I’m talking about the moment that comes, in every novel I’ve ever written, when the outlines and the research and the plotting are forgotten, and my characters grow wings. They pick up the book and fly away with it, and I run after them, typing furiously, taking dictation as they tell me how things must be. Ernest Hemingway said, in Old Newsman Writes, that all good books are alike in that they are truer than if they had really happened and after you are finished reading one you will feel that all that happened to you and afterwards it all belongs to you: the good and the bad, the ecstasy, the remorse and sorrow, the people and the places and how the weather was. If you can get so that you can give that to people, then you are a writer.

When the words come like that, in a rush, I feel like a medium. Not a dress size, but an old-fashioned channel for the spirits. The words come from beyond me, somehow, or perhaps from deep within me, and they are forced to the surface by emotion and thought. I can find no other way to describe the creative process. I could no more shut out those words than I could cease to love or feel.

Sometimes words come to me in the shower. Or while I’m stopped at a red light. I once wrote the final scene to a book I hadn’t started while waiting for an airport shuttle. But they also come to me with surprising readiness most days that I sit down before my computer.

I have the luxury of writing for a living. I recognize that it is a luxury—to have escaped the day job, the “real work” that Russell Baker is afraid of—the legitimacy of a formal office, and like him, I feel vaguely guilty about it. I have the luxury of ordering my days. But that also requires a measure of discipline. With the privilege comes the responsibility not to misuse it.

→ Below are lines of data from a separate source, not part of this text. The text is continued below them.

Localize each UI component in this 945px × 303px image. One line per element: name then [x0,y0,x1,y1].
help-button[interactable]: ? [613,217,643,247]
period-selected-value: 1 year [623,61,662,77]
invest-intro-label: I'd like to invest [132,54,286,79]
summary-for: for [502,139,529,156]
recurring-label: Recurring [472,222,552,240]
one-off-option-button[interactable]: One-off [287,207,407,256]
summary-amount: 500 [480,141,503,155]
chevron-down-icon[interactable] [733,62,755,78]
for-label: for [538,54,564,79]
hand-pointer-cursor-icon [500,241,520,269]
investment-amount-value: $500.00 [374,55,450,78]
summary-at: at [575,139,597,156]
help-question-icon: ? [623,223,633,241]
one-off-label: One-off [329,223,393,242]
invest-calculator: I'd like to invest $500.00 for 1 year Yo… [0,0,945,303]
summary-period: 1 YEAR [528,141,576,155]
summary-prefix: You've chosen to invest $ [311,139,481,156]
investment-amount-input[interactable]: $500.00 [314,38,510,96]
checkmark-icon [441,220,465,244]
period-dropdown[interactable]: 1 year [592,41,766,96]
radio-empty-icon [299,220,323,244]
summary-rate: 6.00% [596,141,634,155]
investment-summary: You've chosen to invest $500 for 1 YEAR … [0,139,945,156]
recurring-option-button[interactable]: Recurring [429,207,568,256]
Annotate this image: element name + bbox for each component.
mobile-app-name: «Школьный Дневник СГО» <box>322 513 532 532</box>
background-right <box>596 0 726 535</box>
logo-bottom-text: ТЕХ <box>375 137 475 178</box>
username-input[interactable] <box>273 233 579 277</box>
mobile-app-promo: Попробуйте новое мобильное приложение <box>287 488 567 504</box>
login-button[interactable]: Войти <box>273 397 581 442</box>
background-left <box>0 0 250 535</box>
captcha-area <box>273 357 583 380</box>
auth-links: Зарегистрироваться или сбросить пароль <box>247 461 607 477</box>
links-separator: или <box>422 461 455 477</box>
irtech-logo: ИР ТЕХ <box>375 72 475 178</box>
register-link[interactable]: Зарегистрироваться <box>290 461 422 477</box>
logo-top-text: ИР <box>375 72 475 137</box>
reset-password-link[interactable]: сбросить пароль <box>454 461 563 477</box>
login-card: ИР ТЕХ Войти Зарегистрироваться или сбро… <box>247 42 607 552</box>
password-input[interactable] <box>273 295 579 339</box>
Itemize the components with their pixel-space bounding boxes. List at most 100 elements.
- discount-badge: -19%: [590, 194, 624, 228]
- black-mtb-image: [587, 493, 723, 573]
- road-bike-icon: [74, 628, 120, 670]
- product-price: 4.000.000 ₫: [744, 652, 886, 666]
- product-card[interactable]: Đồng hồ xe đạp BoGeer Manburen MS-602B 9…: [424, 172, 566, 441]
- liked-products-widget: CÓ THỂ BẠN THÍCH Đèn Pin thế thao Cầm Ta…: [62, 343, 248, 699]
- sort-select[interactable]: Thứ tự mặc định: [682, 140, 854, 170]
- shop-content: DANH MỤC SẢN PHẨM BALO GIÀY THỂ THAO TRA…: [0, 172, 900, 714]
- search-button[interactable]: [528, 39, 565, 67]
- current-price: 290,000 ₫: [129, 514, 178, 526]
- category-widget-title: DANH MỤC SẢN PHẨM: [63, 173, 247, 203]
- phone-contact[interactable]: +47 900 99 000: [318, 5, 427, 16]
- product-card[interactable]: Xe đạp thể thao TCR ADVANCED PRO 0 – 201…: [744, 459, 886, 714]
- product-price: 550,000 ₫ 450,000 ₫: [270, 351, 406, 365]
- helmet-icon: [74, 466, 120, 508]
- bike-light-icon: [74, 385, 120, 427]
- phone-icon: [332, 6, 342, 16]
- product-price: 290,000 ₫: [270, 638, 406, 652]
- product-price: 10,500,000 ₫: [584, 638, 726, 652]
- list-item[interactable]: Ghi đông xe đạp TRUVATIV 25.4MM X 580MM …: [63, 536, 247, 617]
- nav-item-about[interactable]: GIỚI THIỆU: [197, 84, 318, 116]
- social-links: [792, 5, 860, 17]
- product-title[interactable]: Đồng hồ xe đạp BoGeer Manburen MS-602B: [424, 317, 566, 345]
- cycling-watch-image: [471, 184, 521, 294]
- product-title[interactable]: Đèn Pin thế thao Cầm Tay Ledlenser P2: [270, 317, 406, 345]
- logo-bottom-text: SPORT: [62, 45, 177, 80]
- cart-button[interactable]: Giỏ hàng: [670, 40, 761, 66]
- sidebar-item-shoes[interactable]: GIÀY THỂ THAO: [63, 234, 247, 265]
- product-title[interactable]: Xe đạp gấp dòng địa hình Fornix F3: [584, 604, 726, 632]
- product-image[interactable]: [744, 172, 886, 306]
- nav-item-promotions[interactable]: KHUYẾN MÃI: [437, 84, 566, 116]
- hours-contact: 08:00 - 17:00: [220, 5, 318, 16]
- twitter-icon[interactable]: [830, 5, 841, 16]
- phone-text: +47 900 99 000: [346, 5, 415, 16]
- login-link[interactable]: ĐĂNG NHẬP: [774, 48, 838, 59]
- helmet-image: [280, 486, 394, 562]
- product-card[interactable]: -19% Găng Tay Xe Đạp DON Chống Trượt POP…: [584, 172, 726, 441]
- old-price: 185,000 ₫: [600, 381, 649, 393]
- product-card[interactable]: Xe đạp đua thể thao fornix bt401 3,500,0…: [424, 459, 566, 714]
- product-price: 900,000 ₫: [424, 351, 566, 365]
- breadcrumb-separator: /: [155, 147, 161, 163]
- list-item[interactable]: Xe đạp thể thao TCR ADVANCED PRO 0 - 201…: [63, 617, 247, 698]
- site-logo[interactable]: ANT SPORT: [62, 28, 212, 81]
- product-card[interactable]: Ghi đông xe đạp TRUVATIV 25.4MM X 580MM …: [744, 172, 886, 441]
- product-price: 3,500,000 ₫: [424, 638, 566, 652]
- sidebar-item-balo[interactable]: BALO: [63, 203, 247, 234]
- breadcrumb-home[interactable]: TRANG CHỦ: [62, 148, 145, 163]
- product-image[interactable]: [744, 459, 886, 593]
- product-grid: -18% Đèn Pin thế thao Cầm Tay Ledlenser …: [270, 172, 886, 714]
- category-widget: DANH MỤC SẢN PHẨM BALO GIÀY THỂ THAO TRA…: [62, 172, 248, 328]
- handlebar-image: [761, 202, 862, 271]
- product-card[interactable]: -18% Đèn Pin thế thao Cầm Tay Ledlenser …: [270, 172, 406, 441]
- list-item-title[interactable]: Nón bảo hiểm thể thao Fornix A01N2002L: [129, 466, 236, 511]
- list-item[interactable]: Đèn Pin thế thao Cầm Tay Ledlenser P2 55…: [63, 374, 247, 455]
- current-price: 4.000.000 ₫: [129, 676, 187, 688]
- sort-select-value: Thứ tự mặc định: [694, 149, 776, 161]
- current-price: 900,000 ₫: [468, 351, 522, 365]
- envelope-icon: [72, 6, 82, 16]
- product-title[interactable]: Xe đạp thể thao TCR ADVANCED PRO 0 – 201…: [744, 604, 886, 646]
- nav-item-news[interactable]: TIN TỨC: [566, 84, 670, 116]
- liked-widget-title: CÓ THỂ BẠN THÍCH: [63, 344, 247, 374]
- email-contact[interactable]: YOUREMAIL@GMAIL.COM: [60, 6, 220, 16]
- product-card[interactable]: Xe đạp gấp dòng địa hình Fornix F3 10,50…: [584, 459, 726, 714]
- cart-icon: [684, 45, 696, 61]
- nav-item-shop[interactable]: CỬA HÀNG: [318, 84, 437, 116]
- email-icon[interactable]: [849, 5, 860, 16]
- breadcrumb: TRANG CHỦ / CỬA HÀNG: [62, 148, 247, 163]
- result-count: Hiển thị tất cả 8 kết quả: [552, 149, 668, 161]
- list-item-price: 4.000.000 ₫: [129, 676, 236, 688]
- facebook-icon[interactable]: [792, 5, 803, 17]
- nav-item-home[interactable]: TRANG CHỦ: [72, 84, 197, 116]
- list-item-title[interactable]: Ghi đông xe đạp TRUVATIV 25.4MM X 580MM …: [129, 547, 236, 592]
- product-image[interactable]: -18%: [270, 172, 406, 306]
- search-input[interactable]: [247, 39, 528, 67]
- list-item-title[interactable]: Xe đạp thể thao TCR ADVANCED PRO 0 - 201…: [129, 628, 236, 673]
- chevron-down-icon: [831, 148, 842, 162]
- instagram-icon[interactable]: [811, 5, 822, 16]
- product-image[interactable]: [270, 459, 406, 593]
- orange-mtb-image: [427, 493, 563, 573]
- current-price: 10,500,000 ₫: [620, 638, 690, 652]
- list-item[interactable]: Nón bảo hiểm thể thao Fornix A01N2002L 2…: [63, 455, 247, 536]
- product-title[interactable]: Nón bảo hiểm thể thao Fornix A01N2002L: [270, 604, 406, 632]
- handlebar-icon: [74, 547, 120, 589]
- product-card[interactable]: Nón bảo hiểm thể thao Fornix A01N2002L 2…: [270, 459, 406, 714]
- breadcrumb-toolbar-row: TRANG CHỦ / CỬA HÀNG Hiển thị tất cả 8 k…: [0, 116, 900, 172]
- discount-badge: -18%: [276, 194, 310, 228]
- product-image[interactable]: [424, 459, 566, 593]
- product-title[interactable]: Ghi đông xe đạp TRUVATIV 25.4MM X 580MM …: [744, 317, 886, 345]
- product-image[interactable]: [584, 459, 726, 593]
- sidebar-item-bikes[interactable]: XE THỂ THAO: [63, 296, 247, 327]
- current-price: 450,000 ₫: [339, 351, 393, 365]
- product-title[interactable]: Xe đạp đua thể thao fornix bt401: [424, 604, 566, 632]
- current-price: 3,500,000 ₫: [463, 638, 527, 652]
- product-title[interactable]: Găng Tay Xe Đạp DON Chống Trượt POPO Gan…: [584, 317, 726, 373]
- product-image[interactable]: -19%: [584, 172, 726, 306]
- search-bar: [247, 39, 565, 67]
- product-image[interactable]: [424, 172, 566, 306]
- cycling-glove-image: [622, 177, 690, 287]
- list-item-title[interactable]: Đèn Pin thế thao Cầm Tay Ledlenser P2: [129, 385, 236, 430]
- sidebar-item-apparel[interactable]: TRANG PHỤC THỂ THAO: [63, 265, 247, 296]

I could plant bulbs all day. I could read cookbooks. I could needlepoint while my children build with Lincoln Logs. But instead I sit down at the computer every morning of my life and wait for the words to come. They have never failed me yet. It’s my bargain with the medium, with the rush from outside or within, that if I sit there, the words will grant me their blessing.

Years ago when my elder son, Sam, was five, he asked me why I write books. I tried to make him understand. I said that I got to tell stories that people liked to read. That my books were in libraries. That it was my job to stay home and make things up. He looked at me incredulously and said, “Gosh, Mom, I wish I were you!”

I laughed. I told him that he could be. He has a gift for telling stories; he tells them to himself all day long. He thought about it and said, “Well, Mom, when you’re done being a famous girl writer, you could always drive a race car.”

I like to think about that. Me, in the car, something fast and red without a top, probably, one finger on the wheel. But the words would still be there, humming in my brain while the tires spin and the lights flash and the checkered flag sweeps down in a blur. The words are never done. They’re the essence of how we live; they’re the signposts that mark the journey; they’re the only certainty we possess of having experienced at all. We don’ t write because it pays or because it’s cool to bring up at your average cocktail party. We write, as Carlos Fuentes says, so as not to die.

© Francine Mathews

Advice for
Beginning Writers

“I always heard, ‘Write about what you know.’ I disagree. I say, write about what you love. You can always research the rest. If you’re going to live with a character and a place for months on end, you’d better love them. And the passion comes through. Editors are looking for passion.”

“Don’t write to fill a gap in the market. It’ll be gone by the time you get there.”

“Get into a book critique group. There’s great emotional support and objective criticism.”

Outline your work. “You need to know how to get from here to there, from beginning to end. Without an outline… It’s like trying to get into a car and drive to New York without a map. You know where you want to go, but not necessarily how to get there.”